The functional impacts of the CHKA SNP hCV1562388 (A>C), CHKA SNP hCV1562393(C>G), PCYT1A SNP rs939883 and SNP rs3772109, or other sequence variations associated with these tagging SNPs are unknown with respect to choline, PC, or homocysteine concentrations. Unlike the enzymes cystathionine beta-synthase (CBS), methionine synthase reductase (MTR), and 5,10-methylenetetrahydrofolate reductase (MTHFR), that are directly involved in folate-homocysteine metabolism, the CHK metabolic profile may be modulated, as its effect is transmitted through the choline pathway [24].

This study had limitations that lessen our ability to make solid inferences from the results.
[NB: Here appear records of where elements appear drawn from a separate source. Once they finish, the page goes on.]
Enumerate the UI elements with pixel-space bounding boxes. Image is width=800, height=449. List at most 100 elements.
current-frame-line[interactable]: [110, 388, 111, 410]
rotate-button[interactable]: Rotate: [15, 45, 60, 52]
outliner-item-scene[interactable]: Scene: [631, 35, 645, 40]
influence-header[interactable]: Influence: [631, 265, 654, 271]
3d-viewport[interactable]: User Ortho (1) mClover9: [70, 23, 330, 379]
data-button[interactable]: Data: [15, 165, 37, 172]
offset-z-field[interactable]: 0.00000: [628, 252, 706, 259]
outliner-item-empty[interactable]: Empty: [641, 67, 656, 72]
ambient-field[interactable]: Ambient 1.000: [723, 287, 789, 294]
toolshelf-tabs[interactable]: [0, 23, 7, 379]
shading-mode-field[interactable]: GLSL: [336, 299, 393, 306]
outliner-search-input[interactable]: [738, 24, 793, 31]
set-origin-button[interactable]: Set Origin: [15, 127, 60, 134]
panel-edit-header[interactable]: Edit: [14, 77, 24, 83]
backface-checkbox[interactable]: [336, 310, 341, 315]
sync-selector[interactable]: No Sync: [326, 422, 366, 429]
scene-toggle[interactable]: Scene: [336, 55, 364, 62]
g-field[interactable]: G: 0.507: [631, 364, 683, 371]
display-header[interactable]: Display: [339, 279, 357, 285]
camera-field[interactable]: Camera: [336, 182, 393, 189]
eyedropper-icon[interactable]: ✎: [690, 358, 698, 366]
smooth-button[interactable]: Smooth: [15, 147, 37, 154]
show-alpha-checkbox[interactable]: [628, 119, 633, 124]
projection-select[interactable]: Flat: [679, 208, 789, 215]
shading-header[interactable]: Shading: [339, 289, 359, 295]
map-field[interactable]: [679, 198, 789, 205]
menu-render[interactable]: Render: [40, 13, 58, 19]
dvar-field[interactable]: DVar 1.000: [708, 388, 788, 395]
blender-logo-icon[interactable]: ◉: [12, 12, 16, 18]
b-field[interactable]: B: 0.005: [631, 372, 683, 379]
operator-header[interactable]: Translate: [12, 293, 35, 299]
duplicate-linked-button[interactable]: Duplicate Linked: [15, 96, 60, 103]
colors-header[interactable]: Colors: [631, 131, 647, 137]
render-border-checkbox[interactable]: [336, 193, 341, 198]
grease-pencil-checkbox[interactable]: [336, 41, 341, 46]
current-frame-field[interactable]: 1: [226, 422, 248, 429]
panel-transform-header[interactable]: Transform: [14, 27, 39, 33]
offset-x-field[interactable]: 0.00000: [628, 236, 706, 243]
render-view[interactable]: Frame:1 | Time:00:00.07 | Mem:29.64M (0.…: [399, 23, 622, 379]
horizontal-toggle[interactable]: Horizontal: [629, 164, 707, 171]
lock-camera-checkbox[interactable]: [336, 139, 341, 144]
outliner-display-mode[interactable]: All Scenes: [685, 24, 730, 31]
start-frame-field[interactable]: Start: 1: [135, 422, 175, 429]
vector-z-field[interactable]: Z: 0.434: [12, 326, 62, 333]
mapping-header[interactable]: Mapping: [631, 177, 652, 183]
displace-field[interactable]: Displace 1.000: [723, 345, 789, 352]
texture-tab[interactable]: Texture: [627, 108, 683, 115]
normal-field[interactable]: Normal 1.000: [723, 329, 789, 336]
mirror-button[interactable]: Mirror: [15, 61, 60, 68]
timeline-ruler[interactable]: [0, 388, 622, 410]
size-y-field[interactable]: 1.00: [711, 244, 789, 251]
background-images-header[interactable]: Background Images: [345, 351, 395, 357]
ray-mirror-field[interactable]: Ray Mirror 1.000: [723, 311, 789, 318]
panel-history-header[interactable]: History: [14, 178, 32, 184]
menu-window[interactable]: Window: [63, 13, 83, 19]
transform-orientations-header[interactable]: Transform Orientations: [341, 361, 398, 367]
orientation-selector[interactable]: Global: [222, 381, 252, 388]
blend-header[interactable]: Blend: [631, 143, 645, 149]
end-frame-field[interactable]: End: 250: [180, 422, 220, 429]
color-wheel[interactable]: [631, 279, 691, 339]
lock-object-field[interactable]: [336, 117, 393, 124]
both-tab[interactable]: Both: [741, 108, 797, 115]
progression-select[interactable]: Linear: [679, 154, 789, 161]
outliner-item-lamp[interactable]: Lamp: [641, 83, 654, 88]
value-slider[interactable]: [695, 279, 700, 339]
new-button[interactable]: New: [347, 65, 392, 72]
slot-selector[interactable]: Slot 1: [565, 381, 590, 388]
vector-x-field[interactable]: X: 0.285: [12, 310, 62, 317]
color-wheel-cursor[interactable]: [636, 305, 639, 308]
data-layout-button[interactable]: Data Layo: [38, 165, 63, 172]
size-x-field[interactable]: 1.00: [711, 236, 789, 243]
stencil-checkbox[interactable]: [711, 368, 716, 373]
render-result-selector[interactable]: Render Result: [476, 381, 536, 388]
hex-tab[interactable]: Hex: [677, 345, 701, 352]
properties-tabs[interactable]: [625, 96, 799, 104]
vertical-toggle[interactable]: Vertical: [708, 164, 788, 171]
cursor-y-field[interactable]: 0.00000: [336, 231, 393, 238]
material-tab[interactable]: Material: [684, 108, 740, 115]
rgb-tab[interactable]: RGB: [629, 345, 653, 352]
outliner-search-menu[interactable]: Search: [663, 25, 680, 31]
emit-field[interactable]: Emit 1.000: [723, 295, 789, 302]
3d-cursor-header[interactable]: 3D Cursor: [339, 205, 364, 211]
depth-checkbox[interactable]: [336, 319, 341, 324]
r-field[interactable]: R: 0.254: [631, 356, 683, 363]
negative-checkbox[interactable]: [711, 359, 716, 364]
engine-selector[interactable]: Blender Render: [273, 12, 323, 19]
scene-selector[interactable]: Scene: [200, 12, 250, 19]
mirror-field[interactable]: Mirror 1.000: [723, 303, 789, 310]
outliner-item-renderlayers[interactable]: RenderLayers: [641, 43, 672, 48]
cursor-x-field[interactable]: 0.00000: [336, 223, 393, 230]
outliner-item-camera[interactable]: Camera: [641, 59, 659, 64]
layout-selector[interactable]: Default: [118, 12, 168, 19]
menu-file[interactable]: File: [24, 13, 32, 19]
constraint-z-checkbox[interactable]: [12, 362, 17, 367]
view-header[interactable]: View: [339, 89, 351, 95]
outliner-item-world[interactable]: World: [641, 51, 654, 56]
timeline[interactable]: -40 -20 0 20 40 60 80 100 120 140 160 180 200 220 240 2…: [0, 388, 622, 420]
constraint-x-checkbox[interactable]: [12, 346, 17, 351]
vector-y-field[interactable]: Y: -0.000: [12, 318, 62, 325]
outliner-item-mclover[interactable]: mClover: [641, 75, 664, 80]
As noted, the study had limited sample size; therefore, precision was low for many of the estimated effects, particularly those involving gene-nutrient interactions. Our study, explored only four tagging SNPs in two genes, limiting the ability to detect possible genetic modifiers related to choline metabolism.

Conclusion

Despite its limitations, this study provided initial data indicating a potential association between CHKA and PCYT1A gene variants and spina bifida risk. Future studies of additional SNPs within the CHKA and PCYT1A genes should be investigated as potential predictors of spina bifida risks.